Buck, in an interview with CBS News, stated that Jordan will continue to “bleed votes” with each ballot after Ohio Republicans failed to secure enough votes on the second ballot for House Speaker on Wednesday.
“I think he bleeds three or four votes this next time, maybe a little bit more,” Buck said.
Buck suggested that some House Republicans may withdraw their support for Jordan after voting for him twice, considering the political risks of continuing to back a Trump-endorsed GOP hardliner. “He started out with 20 (votes opposed). He’s now down 22. I think he’ll be down to 25, 26 if he goes to the floor again,” Buck said.
He suggested that Republicans consider a temporary speakership to break the impasse and facilitate the passage of crucial legislation.

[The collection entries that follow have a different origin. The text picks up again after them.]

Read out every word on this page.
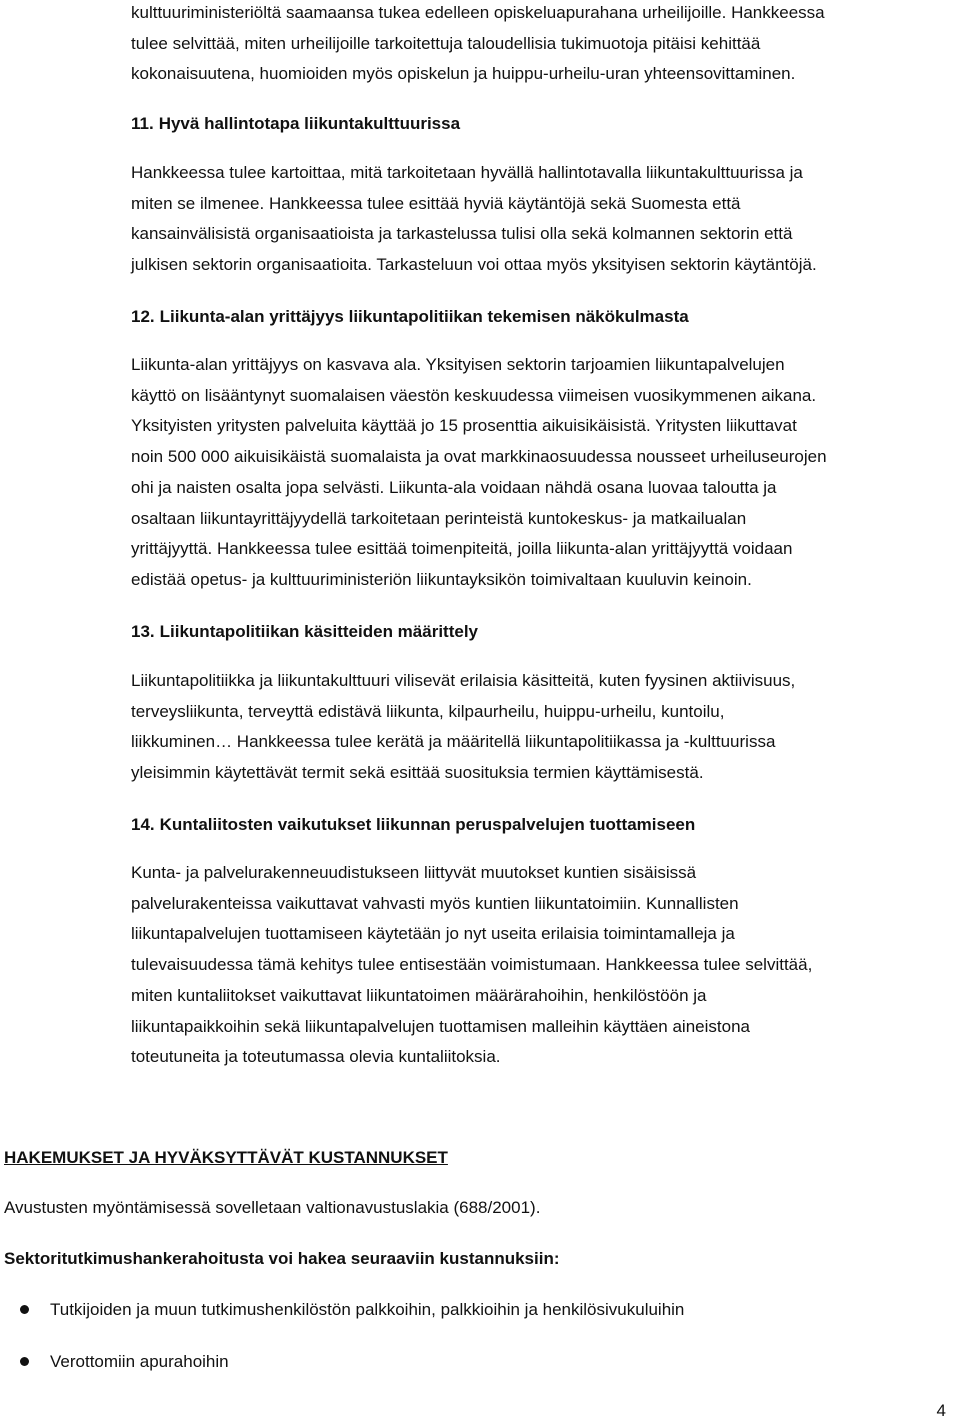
kulttuuriministeriöltä saamaansa tukea edelleen opiskeluapurahana urheilijoille. Hankkeessa
tulee selvittää, miten urheilijoille tarkoitettuja taloudellisia tukimuotoja pitäisi kehittää
kokonaisuutena, huomioiden myös opiskelun ja huippu-urheilu-uran yhteensovittaminen.
11. Hyvä hallintotapa liikuntakulttuurissa
Hankkeessa tulee kartoittaa, mitä tarkoitetaan hyvällä hallintotavalla liikuntakulttuurissa ja
miten se ilmenee. Hankkeessa tulee esittää hyviä käytäntöjä sekä Suomesta että
kansainvälisistä organisaatioista ja tarkastelussa tulisi olla sekä kolmannen sektorin että
julkisen sektorin organisaatioita. Tarkasteluun voi ottaa myös yksityisen sektorin käytäntöjä.
12. Liikunta-alan yrittäjyys liikuntapolitiikan tekemisen näkökulmasta
Liikunta-alan yrittäjyys on kasvava ala. Yksityisen sektorin tarjoamien liikuntapalvelujen
käyttö on lisääntynyt suomalaisen väestön keskuudessa viimeisen vuosikymmenen aikana.
Yksityisten yritysten palveluita käyttää jo 15 prosenttia aikuisikäisistä. Yritysten liikuttavat
noin 500 000 aikuisikäistä suomalaista ja ovat markkinaosuudessa nousseet urheiluseurojen
ohi ja naisten osalta jopa selvästi. Liikunta-ala voidaan nähdä osana luovaa taloutta ja
osaltaan liikuntayrittäjyydellä tarkoitetaan perinteistä kuntokeskus- ja matkailualan
yrittäjyyttä. Hankkeessa tulee esittää toimenpiteitä, joilla liikunta-alan yrittäjyyttä voidaan
edistää opetus- ja kulttuuriministeriön liikuntayksikön toimivaltaan kuuluvin keinoin.
13. Liikuntapolitiikan käsitteiden määrittely
Liikuntapolitiikka ja liikuntakulttuuri vilisevät erilaisia käsitteitä, kuten fyysinen aktiivisuus,
terveysliikunta, terveyttä edistävä liikunta, kilpaurheilu, huippu-urheilu, kuntoilu,
liikkuminen… Hankkeessa tulee kerätä ja määritellä liikuntapolitiikassa ja -kulttuurissa
yleisimmin käytettävät termit sekä esittää suosituksia termien käyttämisestä.
14. Kuntaliitosten vaikutukset liikunnan peruspalvelujen tuottamiseen
Kunta- ja palvelurakenneuudistukseen liittyvät muutokset kuntien sisäisissä
palvelurakenteissa vaikuttavat vahvasti myös kuntien liikuntatoimiin. Kunnallisten
liikuntapalvelujen tuottamiseen käytetään jo nyt useita erilaisia toimintamalleja ja
tulevaisuudessa tämä kehitys tulee entisestään voimistumaan. Hankkeessa tulee selvittää,
miten kuntaliitokset vaikuttavat liikuntatoimen määrärahoihin, henkilöstöön ja
liikuntapaikkoihin sekä liikuntapalvelujen tuottamisen malleihin käyttäen aineistona
toteutuneita ja toteutumassa olevia kuntaliitoksia.
HAKEMUKSET JA HYVÄKSYTTÄVÄT KUSTANNUKSET

Avustusten myöntämisessä sovelletaan valtionavustuslakia (688/2001).

Sektoritutkimushankerahoitusta voi hakea seuraaviin kustannuksiin:

Tutkijoiden ja muun tutkimushenkilöstön palkkoihin, palkkioihin ja henkilösivukuluihin
Verottomiin apurahoihin
4
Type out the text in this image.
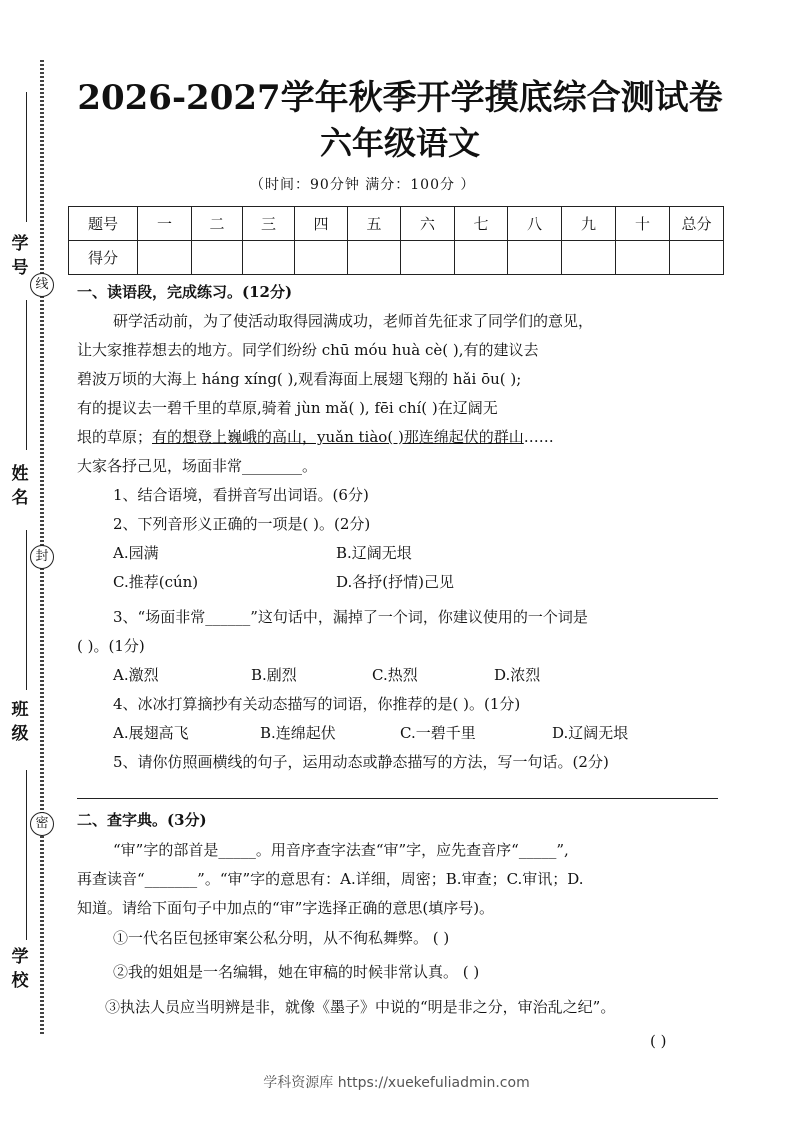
学号
线
姓名
封
班级
密
学校
2026-2027学年秋季开学摸底综合测试卷
六年级语文
（时间：90分钟 满分：100分 ）
题号	一	二	三	四	五	六	七	八	九	十	总分
得分											
一、读语段，完成练习。(12分)
研学活动前，为了使活动取得园满成功，老师首先征求了同学们的意见，
让大家推荐想去的地方。同学们纷纷 chū móu huà cè( ),有的建议去
碧波万顷的大海上 háng xíng( ),观看海面上展翅飞翔的 hǎi ōu( );
有的提议去一碧千里的草原,骑着 jùn mǎ( ), fēi chí( )在辽阔无
垠的草原；有的想登上巍峨的高山，yuǎn tiào( )那连绵起伏的群山……
大家各抒己见，场面非常________。
1、结合语境，看拼音写出词语。(6分)
2、下列音形义正确的一项是( )。(2分)
A.园满	B.辽阔无垠
C.推荐(cún)	D.各抒(抒情)己见
3、“场面非常______”这句话中，漏掉了一个词，你建议使用的一个词是
( )。(1分)
A.激烈	B.剧烈	C.热烈	D.浓烈
4、冰冰打算摘抄有关动态描写的词语，你推荐的是( )。(1分)
A.展翅高飞	B.连绵起伏	C.一碧千里	D.辽阔无垠
5、请你仿照画横线的句子，运用动态或静态描写的方法，写一句话。(2分)
二、查字典。(3分)
“审”字的部首是_____。用音序查字法查“审”字，应先查音序“_____”,
再查读音“_______”。“审”字的意思有：A.详细，周密；B.审查；C.审讯；D.
知道。请给下面句子中加点的“审”字选择正确的意思(填序号)。
①一代名臣包拯审案公私分明，从不徇私舞弊。 ( )
②我的姐姐是一名编辑，她在审稿的时候非常认真。 ( )
③执法人员应当明辨是非，就像《墨子》中说的“明是非之分，审治乱之纪”。
( )
学科资源库 https://xuekefuliadmin.com
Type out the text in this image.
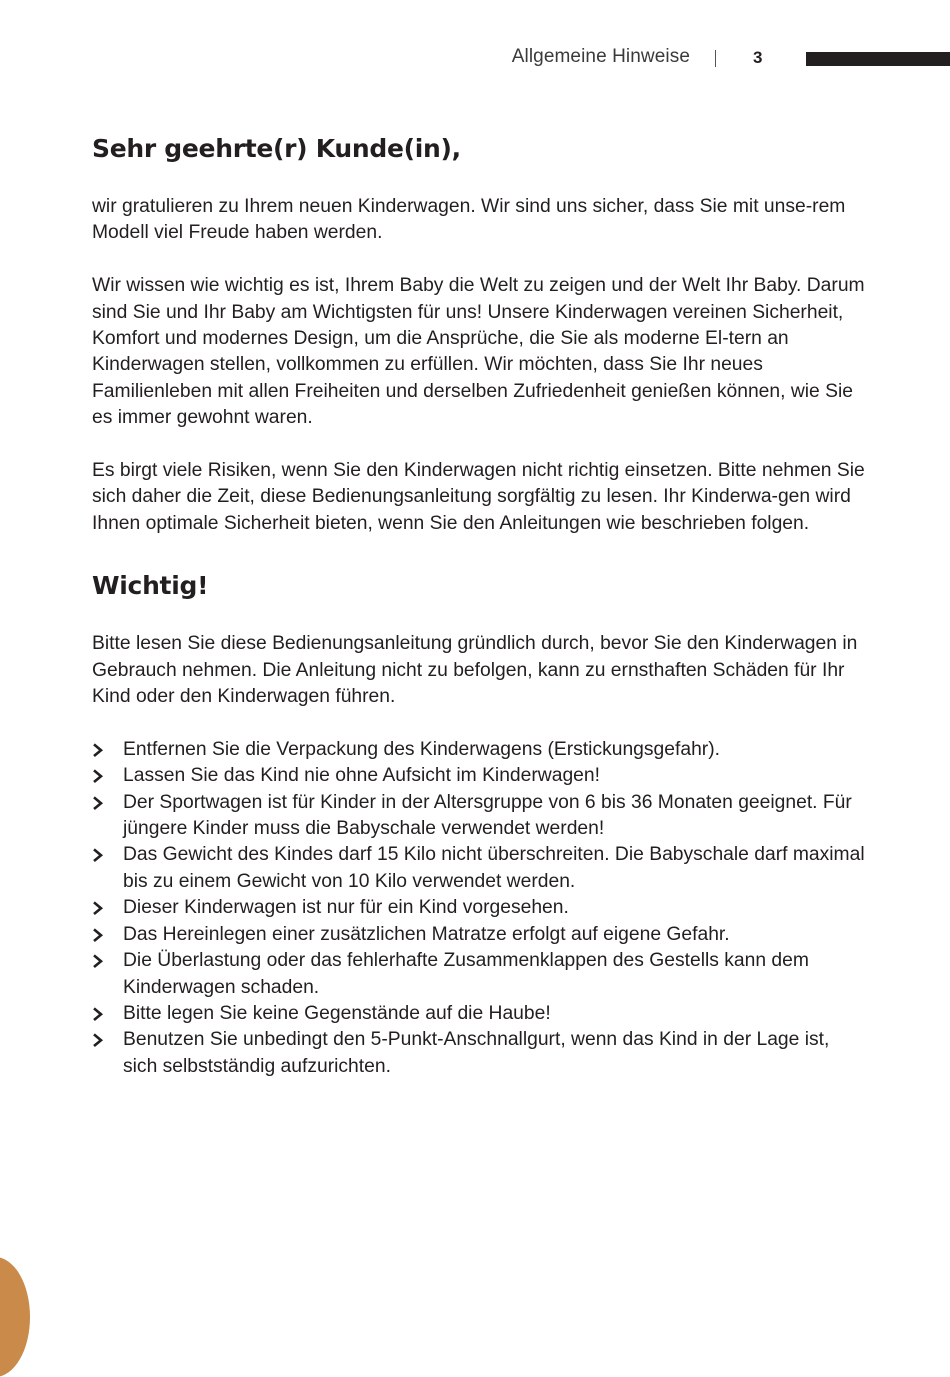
Allgemeine Hinweise	3
Sehr geehrte(r) Kunde(in),

wir gratulieren zu Ihrem neuen Kinderwagen. Wir sind uns sicher, dass Sie mit unse-rem Modell viel Freude haben werden.

Wir wissen wie wichtig es ist, Ihrem Baby die Welt zu zeigen und der Welt Ihr Baby. Darum sind Sie und Ihr Baby am Wichtigsten für uns! Unsere Kinderwagen vereinen Sicherheit, Komfort und modernes Design, um die Ansprüche, die Sie als moderne El-tern an Kinderwagen stellen, vollkommen zu erfüllen. Wir möchten, dass Sie Ihr neues Familienleben mit allen Freiheiten und derselben Zufriedenheit genießen können, wie Sie es immer gewohnt waren.

Es birgt viele Risiken, wenn Sie den Kinderwagen nicht richtig einsetzen. Bitte nehmen Sie sich daher die Zeit, diese Bedienungsanleitung sorgfältig zu lesen. Ihr Kinderwa-gen wird Ihnen optimale Sicherheit bieten, wenn Sie den Anleitungen wie beschrieben folgen.

Wichtig!

Bitte lesen Sie diese Bedienungsanleitung gründlich durch, bevor Sie den Kinderwagen in Gebrauch nehmen. Die Anleitung nicht zu befolgen, kann zu ernsthaften Schäden für Ihr Kind oder den Kinderwagen führen.

Entfernen Sie die Verpackung des Kinderwagens (Erstickungsgefahr).
Lassen Sie das Kind nie ohne Aufsicht im Kinderwagen!
Der Sportwagen ist für Kinder in der Altersgruppe von 6 bis 36 Monaten geeignet. Für jüngere Kinder muss die Babyschale verwendet werden!
Das Gewicht des Kindes darf 15 Kilo nicht überschreiten. Die Babyschale darf maximal bis zu einem Gewicht von 10 Kilo verwendet werden.
Dieser Kinderwagen ist nur für ein Kind vorgesehen.
Das Hereinlegen einer zusätzlichen Matratze erfolgt auf eigene Gefahr.
Die Überlastung oder das fehlerhafte Zusammenklappen des Gestells kann dem Kinderwagen schaden.
Bitte legen Sie keine Gegenstände auf die Haube!
Benutzen Sie unbedingt den 5-Punkt-Anschnallgurt, wenn das Kind in der Lage ist, sich selbstständig aufzurichten.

Buck offered two potential outcomes: a “power-sharing” arrangement between Majority Leader Steve Scalise (R-LA) and Jordan or a temporary speakership held by current Speaker pro tempore, Rep. Patrick McHenry (R-N.C.).
“What we would do in effect was to say, ‘Okay, we will elect Patrick McHenry, and he will agree to resign in 30 days or 60 days so that we can move forward with legislation,’” Buck said.
“And at the same time, (Republicans) figure out who we’re going to pick as a permanent speaker. So, if [McHenry] doesn’t resign, we have a motion to vacate.”
“This is three-dimensional chess,” Buck concluded, acknowledging that a long road lies ahead before any resolution is achieved.
This came after about six Republicans withdrew their support for Jordan during the second vote. Despite the opposition, another speaker vote is scheduled for Thursday at Jordan’s behest.
The House GOP has been struggling to reach a consensus on its leadership since the historic removal of Rep. Kevin McCarthy (R-Calif.) from the Speaker’s role two weeks ago.
McCarthy went through 15 rounds to become Speaker of the House that was led in an opposition by Rep. Matt Gaetz (R-Fla.).
Gaetz led the ousting of McCarthy from the speakership making him the first speaker to be removed in U.S. History.
Despite the GOP conference’s nomination of Jordan for the Speaker’s role last week, it remains uncertain whether he will secure enough support on the House floor to claim the position.
Congress is expected to go through another round to select the Speaker of the House.
“There’s been a bullying campaign to corral the votes and they’re wrestling with the wrong people,” said Rep. Don Bacon (R-Neb.) of himself and another holdout, Rep. Steve Womack of Arkansas, a retired Army colonel. “It backfires.”